Janecek also pointed to Emmanuel Macron, President of France, who is pursuing a digitally oriented political agenda. As Macron said in a much publicised interview with the US magazine Wired, he wants to make France “number one in Europe on artificial intelligence”.

Risk of digitalisation: hunger for energy

The third insight, however, is that none of this is quite that simple. Physicist Harry Lehmann heads the Environmental Planning and Strategies for Sustainable Development department at the German Federal Environment Agency. He warned: “We should not make the same mistake here that we have made before with other technologies” – namely blind ourselves to the risks, ignore gaps in our knowledge.

In smart homes, fridges could, for instance, order more food themselves or the lights and heating could go on automatically when the residents arrive home. All these things could reduce energy consumption, Lehmann said. However, when everything is connected to everything else, devices are always broadcasting and on, which costs energy too. Moreover, buildings have a service life of 30 to 100 years, and how long the technology will last and how often it will need to be repaired or exchanged is still an unknown.

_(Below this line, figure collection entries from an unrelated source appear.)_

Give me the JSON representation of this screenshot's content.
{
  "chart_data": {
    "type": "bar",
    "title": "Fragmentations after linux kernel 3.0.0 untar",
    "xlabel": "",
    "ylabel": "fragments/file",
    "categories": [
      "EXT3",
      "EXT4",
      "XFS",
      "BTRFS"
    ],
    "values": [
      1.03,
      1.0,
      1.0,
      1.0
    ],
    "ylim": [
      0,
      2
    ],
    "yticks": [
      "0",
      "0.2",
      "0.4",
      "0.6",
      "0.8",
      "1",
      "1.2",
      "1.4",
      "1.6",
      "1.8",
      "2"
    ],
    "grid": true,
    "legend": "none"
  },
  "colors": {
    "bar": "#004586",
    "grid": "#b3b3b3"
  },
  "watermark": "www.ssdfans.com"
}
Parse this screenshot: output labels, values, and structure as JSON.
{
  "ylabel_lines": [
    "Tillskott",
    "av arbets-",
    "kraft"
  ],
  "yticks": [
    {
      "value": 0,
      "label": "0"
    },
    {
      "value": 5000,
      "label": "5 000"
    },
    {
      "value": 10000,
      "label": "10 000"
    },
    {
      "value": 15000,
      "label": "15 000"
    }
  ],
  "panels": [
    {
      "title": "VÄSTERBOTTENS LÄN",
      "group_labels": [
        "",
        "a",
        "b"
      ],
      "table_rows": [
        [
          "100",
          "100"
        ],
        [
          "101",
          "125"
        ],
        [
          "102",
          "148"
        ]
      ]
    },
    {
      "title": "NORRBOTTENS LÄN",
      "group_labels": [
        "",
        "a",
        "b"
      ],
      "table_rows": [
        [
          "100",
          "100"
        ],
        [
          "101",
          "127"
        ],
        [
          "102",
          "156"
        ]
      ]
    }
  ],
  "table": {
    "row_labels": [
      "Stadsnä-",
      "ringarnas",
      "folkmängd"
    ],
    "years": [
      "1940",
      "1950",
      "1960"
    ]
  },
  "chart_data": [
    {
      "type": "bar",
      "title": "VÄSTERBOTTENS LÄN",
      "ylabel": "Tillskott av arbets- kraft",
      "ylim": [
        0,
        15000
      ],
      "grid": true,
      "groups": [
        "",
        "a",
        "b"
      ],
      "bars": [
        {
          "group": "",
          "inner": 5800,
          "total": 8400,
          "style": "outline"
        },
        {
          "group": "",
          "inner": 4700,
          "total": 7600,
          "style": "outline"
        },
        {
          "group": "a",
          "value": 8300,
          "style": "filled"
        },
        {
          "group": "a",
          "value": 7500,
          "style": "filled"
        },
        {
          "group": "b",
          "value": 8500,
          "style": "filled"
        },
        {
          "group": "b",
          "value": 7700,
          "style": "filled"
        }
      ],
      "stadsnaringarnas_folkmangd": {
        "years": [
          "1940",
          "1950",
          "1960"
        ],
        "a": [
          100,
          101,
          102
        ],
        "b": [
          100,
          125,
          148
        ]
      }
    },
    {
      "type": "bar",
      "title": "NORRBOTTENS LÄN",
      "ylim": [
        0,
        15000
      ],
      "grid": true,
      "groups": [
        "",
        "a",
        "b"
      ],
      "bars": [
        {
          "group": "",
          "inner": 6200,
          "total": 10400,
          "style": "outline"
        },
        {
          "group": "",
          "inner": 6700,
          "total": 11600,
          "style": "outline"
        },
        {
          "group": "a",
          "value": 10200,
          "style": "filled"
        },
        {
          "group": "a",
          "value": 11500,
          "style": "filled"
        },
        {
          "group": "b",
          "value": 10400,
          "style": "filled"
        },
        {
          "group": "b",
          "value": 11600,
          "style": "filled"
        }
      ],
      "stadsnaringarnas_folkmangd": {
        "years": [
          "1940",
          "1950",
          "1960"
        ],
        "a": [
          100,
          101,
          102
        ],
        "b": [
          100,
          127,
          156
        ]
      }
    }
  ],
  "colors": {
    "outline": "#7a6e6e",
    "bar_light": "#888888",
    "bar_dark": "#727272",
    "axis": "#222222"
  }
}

In online trading, one unforeseen effect is already making itself felt: shopping has become easier, but online shoppers are sending the brand-new goods back; in the fashion industry, the returns rate is very high. The majority of the goods were not put back on sale, however, but rather thrown away. New technology not only saves resources; it also devours them. Lehmann gave another example here: to manufacture a smartphone that weighs 80 grams, about a thousand times more material resources (75,000 grams) are needed.

The bottom line is that in addition to more education, two requirements are decisive for enabling sustainable digital development: Green representative Janecek calls for the greenhouse gas carbon dioxide to be given a price that makes the wasting of resources expensive. And Professor Ina Schieferdecker, who leads the Fraunhofer Institute for Open Communication Systems, explained that for every IT project the state supported, it needed to ask itself the sustainability question. As a specialist in digitalisation science, she is a member of the German Advisory Council on Global Change (WBGU). The Council is currently preparing an expert opinion paper on “Digitalisation and transformation for sustainability”.